Imagine you take six drugs a day; one three times a day, another when you wake up and go to sleep; another every four hours, a second drug three times a day and as needed, another taken as needed or every two hours, and another than can only be taken with food.
How could you not be confused? Here's where a robot could really be useful. Load all of the drugs into the machine. After each load, enter the information about when the drug should be taken. The machine would also have an "as needed" button, but the robot would keep track of how many times it's pushed.
The robot would have a sound alarm and flashing light. The pills would emerge from a shoot, like a gum ball machine. The machine could only be opened with a key that's in the possession of the person in charge of keeping the robot supplied. It would run on electricity and also contain emergency batteries.
This shouldn't be too hard to design.
In fact, you could simply take the machine to the pharmacy. Simple.
Or, you could not smoke, stay slim, exercise, not drink in excess, have good genes and no family history of heart disease or cancer.
That's the ticket.

Political Lunacy



A social worker at Southern Connecticut State University has completed a study showing that support for President George W. Bush is especially high among the mentally ill.
In fact, the more severe the mental illness the greater of support. Christopher M. Lohse, the researcher, also discovered that Bush supporters showed a lower understanding of current issues, politics and government than non-supporters.

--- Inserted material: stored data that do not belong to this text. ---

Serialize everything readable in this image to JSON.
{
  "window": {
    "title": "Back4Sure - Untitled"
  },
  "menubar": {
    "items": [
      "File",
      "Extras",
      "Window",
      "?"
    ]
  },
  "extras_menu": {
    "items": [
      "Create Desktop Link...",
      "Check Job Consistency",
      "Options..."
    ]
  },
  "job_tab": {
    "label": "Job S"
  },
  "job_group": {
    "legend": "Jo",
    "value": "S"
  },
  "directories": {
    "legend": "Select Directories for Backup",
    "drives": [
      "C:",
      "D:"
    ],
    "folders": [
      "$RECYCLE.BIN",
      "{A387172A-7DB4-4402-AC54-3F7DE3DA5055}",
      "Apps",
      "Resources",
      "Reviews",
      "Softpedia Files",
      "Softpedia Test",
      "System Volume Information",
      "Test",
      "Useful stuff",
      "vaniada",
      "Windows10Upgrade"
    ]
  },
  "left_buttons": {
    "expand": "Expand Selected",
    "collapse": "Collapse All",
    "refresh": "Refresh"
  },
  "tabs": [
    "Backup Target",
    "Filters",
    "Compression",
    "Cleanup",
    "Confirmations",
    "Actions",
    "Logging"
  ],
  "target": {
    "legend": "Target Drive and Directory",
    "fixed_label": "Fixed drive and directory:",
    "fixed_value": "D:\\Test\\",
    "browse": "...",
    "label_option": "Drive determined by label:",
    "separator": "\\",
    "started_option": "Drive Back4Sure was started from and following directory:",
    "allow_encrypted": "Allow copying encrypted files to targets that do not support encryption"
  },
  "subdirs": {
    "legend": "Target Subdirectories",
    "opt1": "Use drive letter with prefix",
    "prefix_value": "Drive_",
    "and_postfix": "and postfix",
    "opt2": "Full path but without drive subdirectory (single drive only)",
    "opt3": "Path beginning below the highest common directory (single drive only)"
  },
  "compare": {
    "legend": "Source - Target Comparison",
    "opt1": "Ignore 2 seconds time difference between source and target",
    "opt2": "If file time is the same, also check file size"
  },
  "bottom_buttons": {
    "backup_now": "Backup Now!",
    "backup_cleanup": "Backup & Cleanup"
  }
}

The study involved 69 psychiatric outpatients in the 2004 presidential election. The subjects completed various tests to measure their impairment.
"The funding that political preference for George Bush was associated with poor mental health is consistent with previous research on voting preference and mental illness," Lohse wrote, based on a paper published in 1977 by Frumkin and Ibrahim in "Perceptual and Motor Skills."
This appears to be a serious study, but releasing it two weeks before the election betrays a certain partisan bent.
How the mentally ill perceive the world is interesting, however. Unfortunately Lohse does not reveal the diagnoses of the 69 outpatients.
Maybe psychiatric patients have some political predictive value.
As the schizoids go, so goes the nation!